V. L'arrêt motivé est exécutoire.

Le président : Le greffier :

Du 29 mars 2016

Le dispositif du présent arrêt est communiqué par écrit aux intéressés.

Le greffier :

Du

Le présent arrêt, dont la rédaction a été approuvée à huis clos, est notifié en expédition complète à :

‑ Me Gilles Davoine, avocat (pour B.), ‑ Me Yves Hofstetter, avocat (pour J.),

et communiqué, par l'envoi de photocopies, à :

‑ Mme la Juge de paix du district de Nyon.

La Cour d’appel civile considère que la valeur litigieuse est supérieure à 15'000 francs.

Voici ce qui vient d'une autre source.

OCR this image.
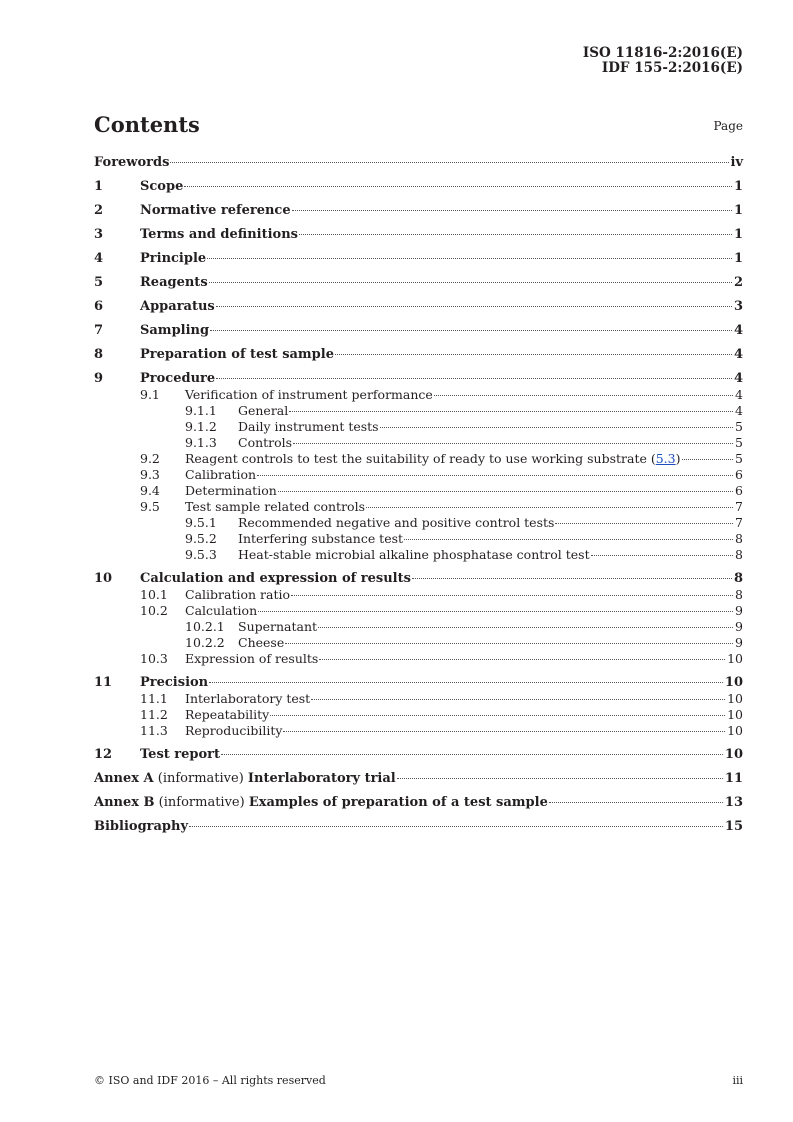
ISO 11816-2:2016(E)
IDF 155-2:2016(E)
Contents	Page
Forewords	iv
1	Scope	1
2	Normative reference	1
3	Terms and definitions	1
4	Principle	1
5	Reagents	2
6	Apparatus	3
7	Sampling	4
8	Preparation of test sample	4
9	Procedure	4
9.1 Verification of instrument performance	4
9.1.1 General	4
9.1.2 Daily instrument tests	5
9.1.3 Controls	5
9.2 Reagent controls to test the suitability of ready to use working substrate (5.3)	5
9.3 Calibration	6
9.4 Determination	6
9.5 Test sample related controls	7
9.5.1 Recommended negative and positive control tests	7
9.5.2 Interfering substance test	8
9.5.3 Heat-stable microbial alkaline phosphatase control test	8
10 Calculation and expression of results	8
10.1 Calibration ratio	8
10.2 Calculation	9
10.2.1 Supernatant	9
10.2.2 Cheese	9
10.3 Expression of results	10
11 Precision	10
11.1 Interlaboratory test	10
11.2 Repeatability	10
11.3 Reproducibility	10
12 Test report	10
Annex A (informative) Interlaboratory trial	11
Annex B (informative) Examples of preparation of a test sample	13
Bibliography	15
© ISO and IDF 2016 – All rights reserved	iii
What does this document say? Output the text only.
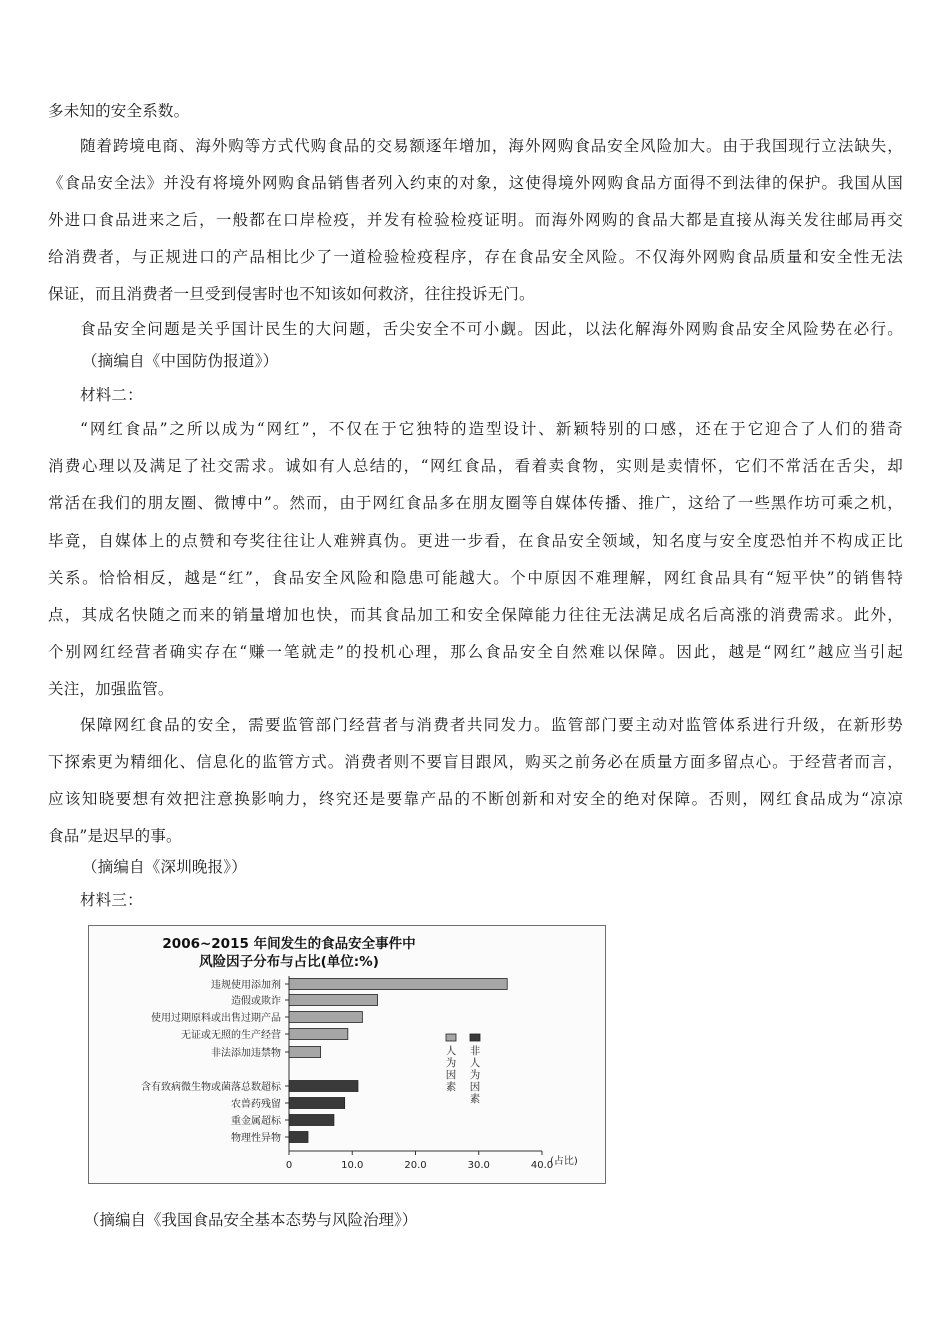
多未知的安全系数。
随着跨境电商、海外购等方式代购食品的交易额逐年增加，海外网购食品安全风险加大。由于我国现行立法缺失，
《食品安全法》并没有将境外网购食品销售者列入约束的对象，这使得境外网购食品方面得不到法律的保护。我国从国
外进口食品进来之后，一般都在口岸检疫，并发有检验检疫证明。而海外网购的食品大都是直接从海关发往邮局再交
给消费者，与正规进口的产品相比少了一道检验检疫程序，存在食品安全风险。不仅海外网购食品质量和安全性无法
保证，而且消费者一旦受到侵害时也不知该如何救济，往往投诉无门。
食品安全问题是关乎国计民生的大问题，舌尖安全不可小觑。因此，以法化解海外网购食品安全风险势在必行。
（摘编自《中国防伪报道》）
材料二：
“网红食品”之所以成为“网红”，不仅在于它独特的造型设计、新颖特别的口感，还在于它迎合了人们的猎奇
消费心理以及满足了社交需求。诚如有人总结的，“网红食品，看着卖食物，实则是卖情怀，它们不常活在舌尖，却
常活在我们的朋友圈、微博中”。然而，由于网红食品多在朋友圈等自媒体传播、推广，这给了一些黑作坊可乘之机，
毕竟，自媒体上的点赞和夸奖往往让人难辨真伪。更进一步看，在食品安全领域，知名度与安全度恐怕并不构成正比
关系。恰恰相反，越是“红”，食品安全风险和隐患可能越大。个中原因不难理解，网红食品具有“短平快”的销售特
点，其成名快随之而来的销量增加也快，而其食品加工和安全保障能力往往无法满足成名后高涨的消费需求。此外，
个别网红经营者确实存在“赚一笔就走”的投机心理，那么食品安全自然难以保障。因此，越是“网红”越应当引起
关注，加强监管。
保障网红食品的安全，需要监管部门经营者与消费者共同发力。监管部门要主动对监管体系进行升级，在新形势
下探索更为精细化、信息化的监管方式。消费者则不要盲目跟风，购买之前务必在质量方面多留点心。于经营者而言，
应该知晓要想有效把注意换影响力，终究还是要靠产品的不断创新和对安全的绝对保障。否则，网红食品成为“凉凉
食品”是迟早的事。
（摘编自《深圳晚报》）
材料三：
2006~2015 年间发生的食品安全事件中
风险因子分布与占比(单位:%)
违规使用添加剂
造假或欺诈
使用过期原料或出售过期产品
无证或无照的生产经营
非法添加违禁物
含有致病微生物或菌落总数超标
农兽药残留
重金属超标
物理性异物
0	10.0	20.0	30.0	40.0
(占比)
人为因素
非人为因素
（摘编自《我国食品安全基本态势与风险治理》）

Le présent arrêt peut faire l'objet d'un recours en matière civile devant le Tribunal fédéral au sens des art. 72 ss LTF (loi du 17 juin 2005 sur le Tribunal fédéral – RS 173.110), le cas échéant d'un recours constitutionnel subsidiaire au sens des art. 113 ss LTF. Dans les affaires pécuniaires, le recours en matière civile n'est recevable que si la valeur litigieuse s'élève au moins à 15'000 fr. en matière de droit du travail et de droit du bail à loyer, à 30'000 fr. dans les autres cas, à moins que la contestation ne soulève une question juridique de principe (art. 74 LTF). Ces recours doivent être déposés devant le Tribunal fédéral dans les trente jours qui suivent la présente notification (art. 100 al. 1 LTF).